D’autres encore, tels Jean-Claude Guillebaud et Régis Debray, ont reproché à Mai 68 d’avoir été « le funeste véhicule de l’américanisation libérale de la France », tandis que pour la Fondation du 2 mars (think tank national-républicain), dont Daniel Cohn-Bendita est la bête noire, Mai 68 est à l’origine de la dissolution de l’État-nation et de l’école.

À l’autre extrémité du spectre politique, Jean-Claude Michéa (anticapitaliste) a vu dans l’hédonisme libertaire de Mai 68 le ferment de l’ultralibéralisme et pour le communiste Michel Clouscard, Mai 68 fut la matrice du « capitalisme de la séduction » et d’une « social-démocratie libertaire » postnationale.

Deux auteurs se distinguent à cette époque parmi les critiques de Mai 68 : Luc Ferry et Alain Renaut, qui publient en 1985 La Pensée 68 : essai sur l’anti-humanisme contemporain. Les deux philosophes firent le procès du structuralisme et des disciplines qu’il avait contaminées, la linguistique, l’anthropologie, la sociologie et la psychanalyse, parce qu’ils avaient remis en cause l’existentialisme sartrien, une philosophie de la conscience et du sujet libre, responsable et autonome. Ils associèrent alors ce qu’ils appelèrent un « anti-humanisme » à l’individualisme narcissique produit par Mai 68 et à la société « hyperlibérale » et consumériste qu’il avait selon eux enfanté. (Renaut se désolidarisera par la suite des attaques à l’emporte-pièce de Mai 68).

© Editions de l’Observatoire

De nos jours, le discours conservateur veut arracher « Les fruits pourris du mois de mai » (Valeurs actuelles, 22 mars). Patrick Buisson revient sur les « enragés de Mai 68 » et sur la convergence entre une révolte individualiste fondée sur l’impulsivité, la compulsivité, l’indifférenciation et l’illimitation et le néocapitalisme fondé sur l’hybris du « capitalisme impatient ». Pour Bérénice Levet, « Les néoféministes sont les héritières des soixante-huitards, dans leur détermination à abolir un des ultimes vestiges du vieux monde, la galanterie française et l’imaginaire érotique sédimenté par des siècles de littérature. » Enfin, pour Chantal Delsol, Mai 68 est « un énième épisode de la saison interminable des Lumières ». Elle confirme en cela l’affirmation de Jean-Pierre Le Goff : « Soyons très clairs : derrière le rejet de 1968, c’est une critique idéologique de la modernité et des Lumières. » (Le Point, 30 mars).

En réalité, Mai 68 est arrivé sans prévenir, sans avoir été fomenté ni organisé par aucun parti, et sans programme prédéfini à l’avance.
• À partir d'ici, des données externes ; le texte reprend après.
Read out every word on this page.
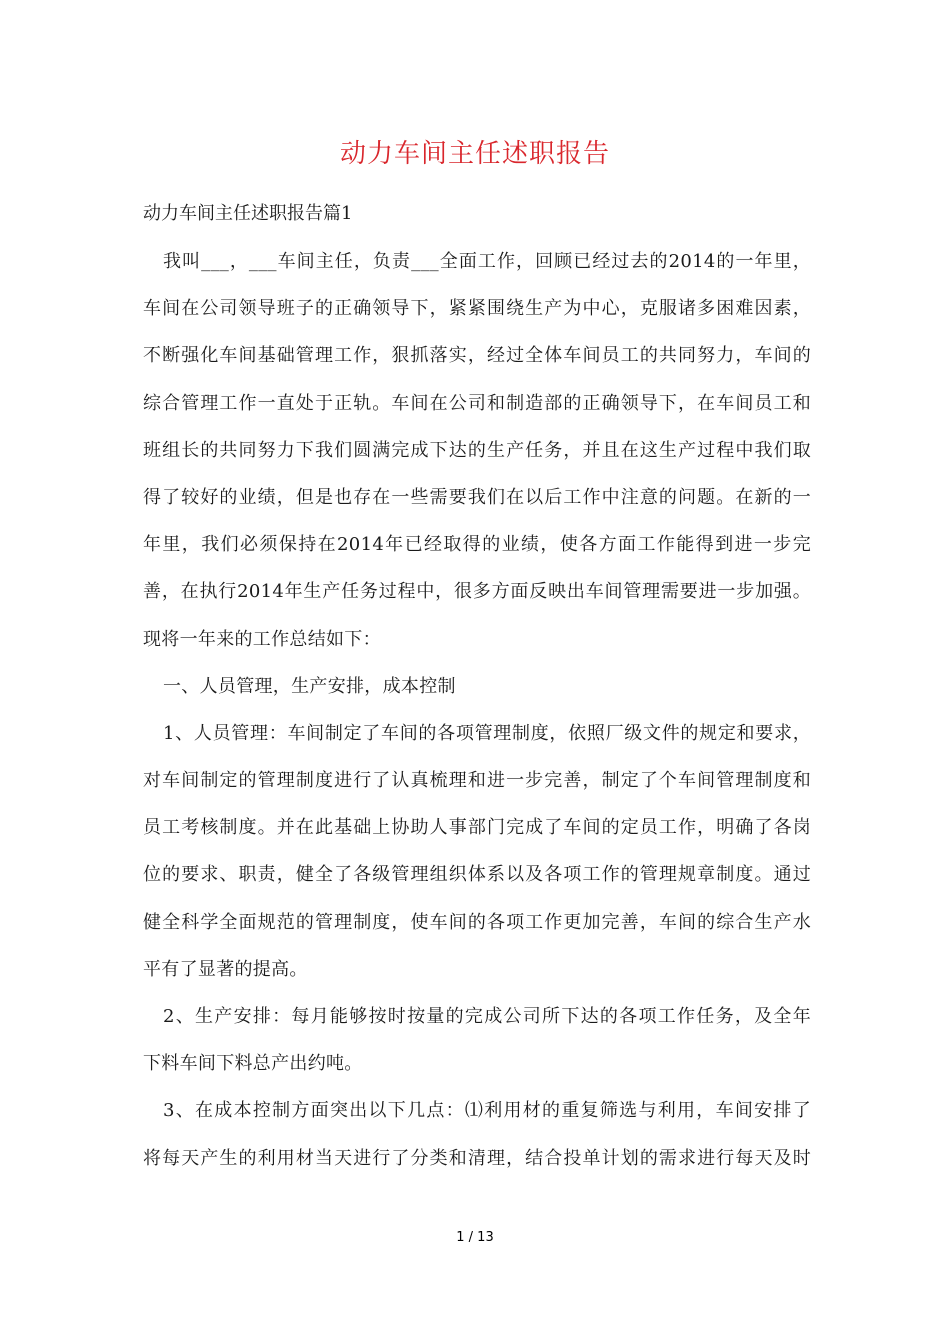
动力车间主任述职报告

动力车间主任述职报告篇1

我叫___，___车间主任，负责___全面工作，回顾已经过去的2014的一年里，
车间在公司领导班子的正确领导下，紧紧围绕生产为中心，克服诸多困难因素，
不断强化车间基础管理工作，狠抓落实，经过全体车间员工的共同努力，车间的
综合管理工作一直处于正轨。车间在公司和制造部的正确领导下，在车间员工和
班组长的共同努力下我们圆满完成下达的生产任务，并且在这生产过程中我们取
得了较好的业绩，但是也存在一些需要我们在以后工作中注意的问题。在新的一
年里，我们必须保持在2014年已经取得的业绩，使各方面工作能得到进一步完
善，在执行2014年生产任务过程中，很多方面反映出车间管理需要进一步加强。
现将一年来的工作总结如下：
一、人员管理，生产安排，成本控制
1、人员管理：车间制定了车间的各项管理制度，依照厂级文件的规定和要求，
对车间制定的管理制度进行了认真梳理和进一步完善，制定了个车间管理制度和
员工考核制度。并在此基础上协助人事部门完成了车间的定员工作，明确了各岗
位的要求、职责，健全了各级管理组织体系以及各项工作的管理规章制度。通过
健全科学全面规范的管理制度，使车间的各项工作更加完善，车间的综合生产水
平有了显著的提高。
2、生产安排：每月能够按时按量的完成公司所下达的各项工作任务，及全年
下料车间下料总产出约吨。
3、在成本控制方面突出以下几点：⑴利用材的重复筛选与利用，车间安排了
将每天产生的利用材当天进行了分类和清理，结合投单计划的需求进行每天及时
1 / 13
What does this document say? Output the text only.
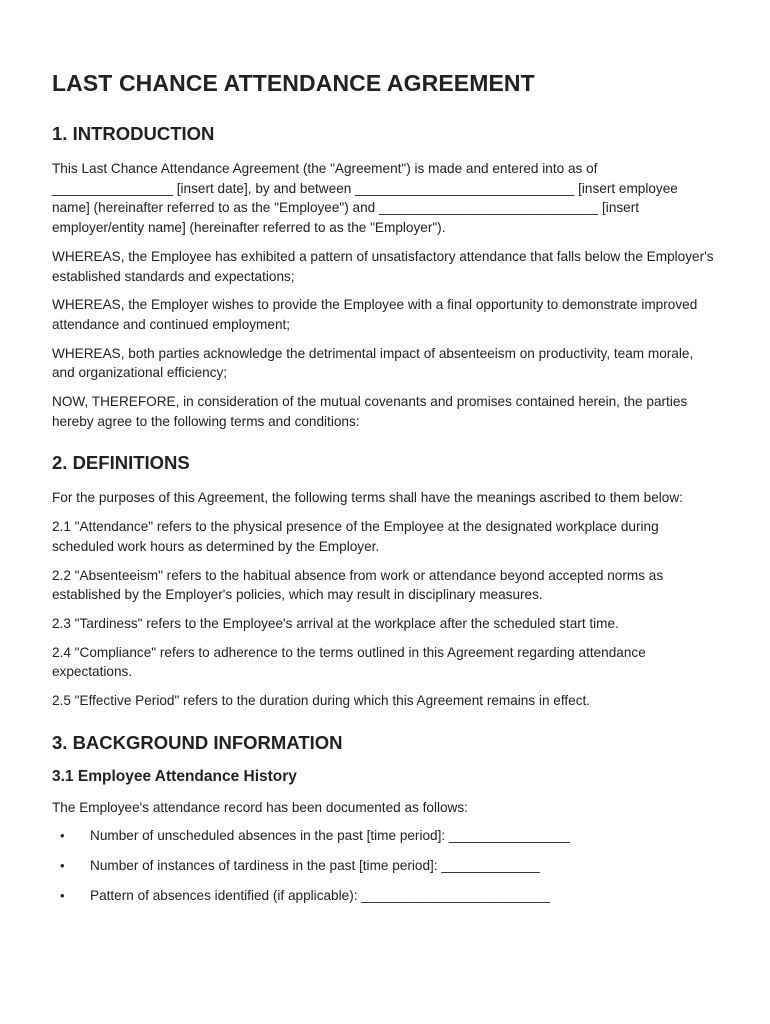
LAST CHANCE ATTENDANCE AGREEMENT
1. INTRODUCTION

This Last Chance Attendance Agreement (the "Agreement") is made and entered into as of ________________ [insert date], by and between _____________________________ [insert employee name] (hereinafter referred to as the "Employee") and _____________________________ [insert employer/entity name] (hereinafter referred to as the "Employer").

WHEREAS, the Employee has exhibited a pattern of unsatisfactory attendance that falls below the Employer's established standards and expectations;

WHEREAS, the Employer wishes to provide the Employee with a final opportunity to demonstrate improved attendance and continued employment;

WHEREAS, both parties acknowledge the detrimental impact of absenteeism on productivity, team morale, and organizational efficiency;

NOW, THEREFORE, in consideration of the mutual covenants and promises contained herein, the parties hereby agree to the following terms and conditions:

2. DEFINITIONS

For the purposes of this Agreement, the following terms shall have the meanings ascribed to them below:

2.1 "Attendance" refers to the physical presence of the Employee at the designated workplace during scheduled work hours as determined by the Employer.

2.2 "Absenteeism" refers to the habitual absence from work or attendance beyond accepted norms as established by the Employer's policies, which may result in disciplinary measures.

2.3 "Tardiness" refers to the Employee's arrival at the workplace after the scheduled start time.

2.4 "Compliance" refers to adherence to the terms outlined in this Agreement regarding attendance expectations.

2.5 "Effective Period" refers to the duration during which this Agreement remains in effect.

3. BACKGROUND INFORMATION
3.1 Employee Attendance History

The Employee's attendance record has been documented as follows:

• Number of unscheduled absences in the past [time period]: ________________
• Number of instances of tardiness in the past [time period]: _____________
• Pattern of absences identified (if applicable): _________________________
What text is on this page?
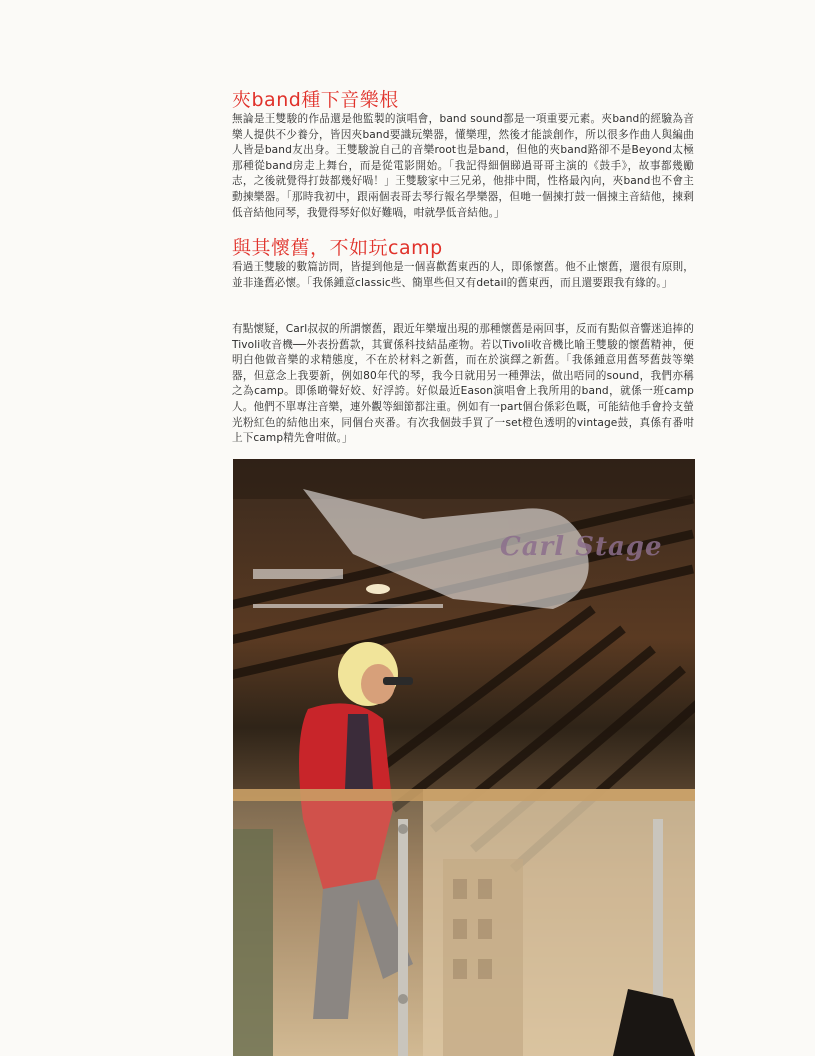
夾band種下音樂根

無論是王雙駿的作品還是他監製的演唱會，band sound都是一項重要元素。夾band的經驗為音樂人提供不少養分，皆因夾band要識玩樂器，懂樂理，然後才能談創作，所以很多作曲人與編曲人皆是band友出身。王雙駿說自己的音樂root也是band，但他的夾band路卻不是Beyond太極那種從band房走上舞台，而是從電影開始。「我記得細個睇過哥哥主演的《鼓手》，故事都幾勵志，之後就覺得打鼓都幾好喎！」王雙駿家中三兄弟，他排中間，性格最內向，夾band也不會主動揀樂器。「那時我初中，跟兩個表哥去琴行報名學樂器，但哋一個揀打鼓一個揀主音結他，揀剩低音結他同琴，我覺得琴好似好難喎，咁就學低音結他。」

與其懷舊，不如玩camp

看過王雙駿的數篇訪問，皆提到他是一個喜歡舊東西的人，即係懷舊。他不止懷舊，還很有原則，並非逢舊必懷。「我係鍾意classic些、簡單些但又有detail的舊東西，而且還要跟我有緣的。」

有點懷疑，Carl叔叔的所謂懷舊，跟近年樂壇出現的那種懷舊是兩回事，反而有點似音響迷追捧的Tivoli收音機──外表扮舊款，其實係科技結晶產物。若以Tivoli收音機比喻王雙駿的懷舊精神，便明白他做音樂的求精態度，不在於材料之新舊，而在於演繹之新舊。「我係鍾意用舊琴舊鼓等樂器，但意念上我要新，例如80年代的琴，我今日就用另一種彈法，做出唔同的sound，我們亦稱之為camp。即係啲聲好姣、好浮誇。好似最近Eason演唱會上我所用的band，就係一班camp人。他們不單專注音樂，連外觀等細節都注重。例如有一part個台係彩色嘅，可能結他手會拎支螢光粉紅色的結他出來，同個台夾番。有次我個鼓手買了一set橙色透明的vintage鼓，真係有番咁上下camp精先會咁做。」

Carl Stage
Il a surpris les étudiants eux-mêmes, et notamment les plus politisés, et bien sûr le pouvoir, qui en fut très effrayé et finit par se rendre aux exigences des étudiants et des ouvriers. On craignit même un temps une vacance du pouvoir au sommet de l’État.

© Albin Michel

Ces quelques semaines d’une révolte, d’abord éruptive et désordonnée, puis « rassemblée » dans une grève générale qui toucha la France entière, débouchèrent sur quelques conquêtes majeures : la liberté d’expression, la liberté sexuelle, le recul de l’autoritarisme qui marquait tous les pouvoirs et l’amélioration, dans un contexte de prospérité économique, des conditions de salaire et de travail de tous et surtout des plus mal traités, les ouvriers de l’industrie. Aussi, comme le note Thomas Mahler avec une pointe d’humour dans Le Point.fr (7 mars), tous ces maux dont on accuse Mai 68, « cela fait peut-être un peu beaucoup pour un seul mois… ». C’est sans doute parce que l’événement était improbable, et qu’il prit une forme insoupçonnée, qu’il a tant marqué les esprits, aussi bien parmi ceux qui s’en revendiquent encore pour ses aspects de lutte sociale et d’utopie que du côté de ceux qui le contestent pour sa rébellion et son indiscipline inédites vis-à-vis des hiérarchies sociales et politiques traditionnelles.